Salt reduction is a third rail of medicine. There is simply too much money to be made on blood pressure drugs, and Big Pharma must not be crossed. But the reality is that reducing salt intake provides no benefit for heart health. Nonetheless, the official stance doesn’t change.
by Heidi Stevenson
Salt does not cause heart disease. That statement is a third rail of modern medicine. Even when studies find it’s true, the authors’ conclusions try spin it in the opposite direction. To come out and tell the truth would likely dry up any future funding for studies. Nonetheless, another study has been unable to find a connection between reduced salt intake and heart disease.
Published in the Cochrane Libary, the study entitled “Reduced dietary salt for the prevention of cardiovascular disease” was unable to find a connection between salt intake and heart disease. The authors stated:
We found no strong evidence that salt reduction reduced all-cause mortality in normotensives … or hypertensives.
Now, contrast that statement with their conclusion:
Our findings are consistent with the belief that salt reduction is beneficial in normotensive and hypertensive people.

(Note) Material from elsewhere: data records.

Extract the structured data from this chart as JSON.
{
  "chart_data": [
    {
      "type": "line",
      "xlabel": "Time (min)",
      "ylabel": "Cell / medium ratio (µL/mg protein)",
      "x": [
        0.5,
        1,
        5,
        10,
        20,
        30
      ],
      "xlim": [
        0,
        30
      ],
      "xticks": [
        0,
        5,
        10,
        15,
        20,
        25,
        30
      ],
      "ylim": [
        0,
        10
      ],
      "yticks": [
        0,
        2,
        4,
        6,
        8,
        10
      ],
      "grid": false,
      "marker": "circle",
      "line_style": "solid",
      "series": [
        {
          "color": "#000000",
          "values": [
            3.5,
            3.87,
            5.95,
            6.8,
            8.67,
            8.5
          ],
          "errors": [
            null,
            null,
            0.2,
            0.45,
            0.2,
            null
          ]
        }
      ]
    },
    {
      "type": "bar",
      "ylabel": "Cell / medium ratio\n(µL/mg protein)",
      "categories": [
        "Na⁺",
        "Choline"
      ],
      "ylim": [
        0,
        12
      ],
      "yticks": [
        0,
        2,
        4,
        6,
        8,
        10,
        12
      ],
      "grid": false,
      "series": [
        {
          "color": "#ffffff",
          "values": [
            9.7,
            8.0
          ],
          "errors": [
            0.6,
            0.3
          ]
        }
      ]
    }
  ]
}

No, there are no typos. Though they used the term “strong” to modify their results, the data shows that they found no evidence that salt reduction is beneficial for heart health. The authors’ conclusion goes on to state:
Many countries have national authoritative recommendations, often sanctioned by government, that call for reduced dietary sodium. In UK, the National Institute of Health and Clinical Guidance (NICE) has recently called for an acceleration of the reduction in salt in the general population …

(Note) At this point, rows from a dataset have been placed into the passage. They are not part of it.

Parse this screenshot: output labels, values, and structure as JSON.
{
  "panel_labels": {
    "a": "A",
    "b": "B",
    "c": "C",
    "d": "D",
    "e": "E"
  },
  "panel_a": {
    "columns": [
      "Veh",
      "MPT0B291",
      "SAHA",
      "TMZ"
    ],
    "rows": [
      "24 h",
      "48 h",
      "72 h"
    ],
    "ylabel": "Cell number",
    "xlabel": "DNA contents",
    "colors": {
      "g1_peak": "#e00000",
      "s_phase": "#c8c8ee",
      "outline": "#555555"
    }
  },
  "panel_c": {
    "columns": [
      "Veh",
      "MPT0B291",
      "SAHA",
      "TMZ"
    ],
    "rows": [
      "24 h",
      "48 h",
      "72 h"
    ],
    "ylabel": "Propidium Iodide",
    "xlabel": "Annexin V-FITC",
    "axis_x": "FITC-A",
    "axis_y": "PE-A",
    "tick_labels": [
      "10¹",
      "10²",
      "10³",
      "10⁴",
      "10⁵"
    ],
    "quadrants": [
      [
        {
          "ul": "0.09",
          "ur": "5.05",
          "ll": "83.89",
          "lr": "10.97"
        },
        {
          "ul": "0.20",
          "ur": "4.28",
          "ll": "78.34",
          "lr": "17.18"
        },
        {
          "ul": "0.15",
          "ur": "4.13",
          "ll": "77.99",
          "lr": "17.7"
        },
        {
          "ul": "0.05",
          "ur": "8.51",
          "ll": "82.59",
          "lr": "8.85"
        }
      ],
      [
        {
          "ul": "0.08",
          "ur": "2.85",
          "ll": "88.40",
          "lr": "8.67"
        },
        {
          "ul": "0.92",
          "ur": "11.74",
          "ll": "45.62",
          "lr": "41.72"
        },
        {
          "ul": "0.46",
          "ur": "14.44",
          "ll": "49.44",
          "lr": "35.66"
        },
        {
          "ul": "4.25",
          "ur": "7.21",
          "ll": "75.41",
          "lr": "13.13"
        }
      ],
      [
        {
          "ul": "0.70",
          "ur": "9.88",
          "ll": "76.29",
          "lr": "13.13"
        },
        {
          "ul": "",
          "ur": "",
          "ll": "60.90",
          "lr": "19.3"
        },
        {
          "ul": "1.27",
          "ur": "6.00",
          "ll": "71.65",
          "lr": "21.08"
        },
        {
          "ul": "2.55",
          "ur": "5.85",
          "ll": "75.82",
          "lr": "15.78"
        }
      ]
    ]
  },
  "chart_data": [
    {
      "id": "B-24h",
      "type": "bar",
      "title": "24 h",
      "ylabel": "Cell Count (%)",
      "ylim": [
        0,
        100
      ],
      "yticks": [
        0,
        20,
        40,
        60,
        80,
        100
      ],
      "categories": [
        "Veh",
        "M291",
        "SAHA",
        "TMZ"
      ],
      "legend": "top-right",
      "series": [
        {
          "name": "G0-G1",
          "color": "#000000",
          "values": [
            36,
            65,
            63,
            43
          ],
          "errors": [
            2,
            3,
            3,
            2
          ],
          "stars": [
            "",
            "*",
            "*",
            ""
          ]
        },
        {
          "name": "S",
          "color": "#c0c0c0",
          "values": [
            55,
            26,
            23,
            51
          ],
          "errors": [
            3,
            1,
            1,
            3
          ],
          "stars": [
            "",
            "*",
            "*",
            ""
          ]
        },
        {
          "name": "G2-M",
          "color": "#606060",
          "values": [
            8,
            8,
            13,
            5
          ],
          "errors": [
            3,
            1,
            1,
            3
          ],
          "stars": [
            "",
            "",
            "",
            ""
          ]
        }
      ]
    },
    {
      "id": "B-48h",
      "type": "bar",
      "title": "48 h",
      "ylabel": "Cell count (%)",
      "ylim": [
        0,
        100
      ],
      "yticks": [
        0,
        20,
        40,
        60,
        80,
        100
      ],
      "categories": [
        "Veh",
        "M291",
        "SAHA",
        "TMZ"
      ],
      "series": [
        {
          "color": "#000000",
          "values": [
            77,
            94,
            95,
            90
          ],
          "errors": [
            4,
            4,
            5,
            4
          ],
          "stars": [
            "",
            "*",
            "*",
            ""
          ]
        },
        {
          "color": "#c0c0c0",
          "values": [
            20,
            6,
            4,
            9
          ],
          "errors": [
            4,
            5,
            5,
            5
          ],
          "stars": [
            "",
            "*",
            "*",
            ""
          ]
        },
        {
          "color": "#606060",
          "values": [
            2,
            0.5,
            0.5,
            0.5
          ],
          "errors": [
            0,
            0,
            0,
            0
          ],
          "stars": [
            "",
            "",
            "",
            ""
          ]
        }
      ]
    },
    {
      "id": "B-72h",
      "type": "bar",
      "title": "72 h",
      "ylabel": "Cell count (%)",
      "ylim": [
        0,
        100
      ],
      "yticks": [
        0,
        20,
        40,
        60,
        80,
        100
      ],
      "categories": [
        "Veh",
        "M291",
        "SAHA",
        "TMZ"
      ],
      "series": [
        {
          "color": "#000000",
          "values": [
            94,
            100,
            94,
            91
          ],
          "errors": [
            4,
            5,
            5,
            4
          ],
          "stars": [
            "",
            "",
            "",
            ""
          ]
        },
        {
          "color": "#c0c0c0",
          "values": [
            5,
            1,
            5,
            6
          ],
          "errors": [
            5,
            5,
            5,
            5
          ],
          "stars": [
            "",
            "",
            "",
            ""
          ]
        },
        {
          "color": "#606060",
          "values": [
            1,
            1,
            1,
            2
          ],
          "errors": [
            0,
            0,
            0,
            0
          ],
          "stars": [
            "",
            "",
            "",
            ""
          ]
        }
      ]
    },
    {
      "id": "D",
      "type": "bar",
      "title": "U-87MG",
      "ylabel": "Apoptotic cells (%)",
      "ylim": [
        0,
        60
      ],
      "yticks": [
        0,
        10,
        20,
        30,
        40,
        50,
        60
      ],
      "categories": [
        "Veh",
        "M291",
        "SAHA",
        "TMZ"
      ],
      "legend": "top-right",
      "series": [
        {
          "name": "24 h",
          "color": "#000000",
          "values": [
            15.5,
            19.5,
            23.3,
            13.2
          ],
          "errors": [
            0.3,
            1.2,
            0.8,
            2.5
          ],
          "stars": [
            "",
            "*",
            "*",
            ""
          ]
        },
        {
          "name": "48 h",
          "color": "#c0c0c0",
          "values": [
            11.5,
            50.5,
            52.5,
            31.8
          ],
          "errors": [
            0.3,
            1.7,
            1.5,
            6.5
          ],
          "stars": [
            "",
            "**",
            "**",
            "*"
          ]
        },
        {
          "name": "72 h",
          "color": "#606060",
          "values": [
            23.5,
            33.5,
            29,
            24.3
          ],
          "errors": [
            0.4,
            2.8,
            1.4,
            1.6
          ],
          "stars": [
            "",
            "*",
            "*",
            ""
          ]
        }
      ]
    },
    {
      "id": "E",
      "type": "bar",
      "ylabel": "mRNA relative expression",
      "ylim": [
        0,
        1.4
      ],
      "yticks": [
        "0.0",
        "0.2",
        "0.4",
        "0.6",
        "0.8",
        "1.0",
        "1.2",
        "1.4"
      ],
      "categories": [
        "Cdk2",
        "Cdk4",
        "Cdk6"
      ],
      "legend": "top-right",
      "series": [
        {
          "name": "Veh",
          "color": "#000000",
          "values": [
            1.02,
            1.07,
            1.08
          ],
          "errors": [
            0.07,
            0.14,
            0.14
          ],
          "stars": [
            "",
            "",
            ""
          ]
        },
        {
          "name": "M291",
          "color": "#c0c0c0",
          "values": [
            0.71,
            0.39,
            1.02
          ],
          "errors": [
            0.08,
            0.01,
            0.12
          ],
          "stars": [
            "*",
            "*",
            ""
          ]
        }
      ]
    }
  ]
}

Authoritative? I suppose that’s true, if the term means that anything stated by those in “authority” must, by definition, be true. Of course, they don’t explain why being “sanctioned by government” constitutes truth. Nor do they explain why NICE’s acceleration of salt reduction is necessarily appropriate.
Salt reduction is currently a third rail of medicine. Thou shalt not question the importance of salt reduction in heart health. There is simply too much money to be made on blood pressure drugs, and Big Pharma must not be crossed.
The typical logic for continuing to press people to reduce salt intake tends to go like this:
Reducing salt reduces blood pressure.
Reducing blood pressure reduces heart attacks.
Therefore, reducing salt must reduce heart attacks.
The problem is that the only statement with any truth is the first, that less salt equates with lower blood pressure—and even that is only minimally true. However, reducing blood pressure does not correlate with less heart disease. And, as is becoming obvious—in spite of attempts to demonstrate the opposite—reducing salt does not prevent heart disease.
The authors’ logic was that, since they managed to demonstrate a very small reduction in blood pressure, then it must be true that reducing salt reduces heart attacks, since everyone knows that reducing blood pressure prevents heart attacks.
Katharine Jenner, the campaign director of Consensus Action on Salt and Health (CASH), expressed disappointment in the study:
It is very disappointing that the message from this small review indicates that salt reduction may not be beneficial. This is a completely inappropriate conclusion, given the strong evidence and the overwhelming public-health consensus that salt raises blood pressure, which leads to cardiovascular disease.
There’s that fallacy again. Will they ever learn that you can’t make something so by saying it over and over? And when did “public-health consensus” constitute proof that something is true? If it were, do you suppose that we could overturn the law of gravity? Wouldn’t that be neat? Just get together, decide that there’s no longer a consensus on the existence of gravity—and we could all start flying!
Just who is CASH? It’s an organization that exists solely for the purpose of promoting reduction in salt intake. What on earth will they do if the “public-health consensus” on salt ever admits the truth?
Francesco Cappuccio, head of the World Health Organisation’s collaborating center for nutrition at Warwick University, described the study as “a surprisingly poor piece of work,” but doesn’t say what was wrong with it, though he went on to state in an e-mail:
This study does not change the priorities outlined worldwide for a population reduction in salt intake to prevent heart attacks and strokes, the greatest killers in the world.
The WHO has recently been shown to be heavily influenced by Big Pharma, so their response shouldn’t be surprising.
If there really were a scientific consensus about salt, then one would expect to see similar salt reduction advice given by different countries. That, though, is far from the case. In the US, the government’s standard is 2.3 grams of salt per day in people with no known risk of heart disease, and even greater restriction for those with high blood pressure. In the UK, the goal is to reduce salt intake to 6 grams per day, nearly 3 times more! Obviously, these figures are not based on studies. They are pulled out of thin air.
Reports on this study seem to imply that this is the first one to demonstrate that salt does not harm heart health. However just two months ago, the Journal of the American Medical Association reported on a study, Heart Disease Deaths Four Times Higher With Low Salt Intake: JAMA Study that shows a strong connection between mortality from heart disease and low salt usage.
Both the Cochrane and JAMA studies demonstrate that modern medicine is not evidence-based. It’s largely based on beliefs that are based on faith, not on facts or experience—and certainly not on science.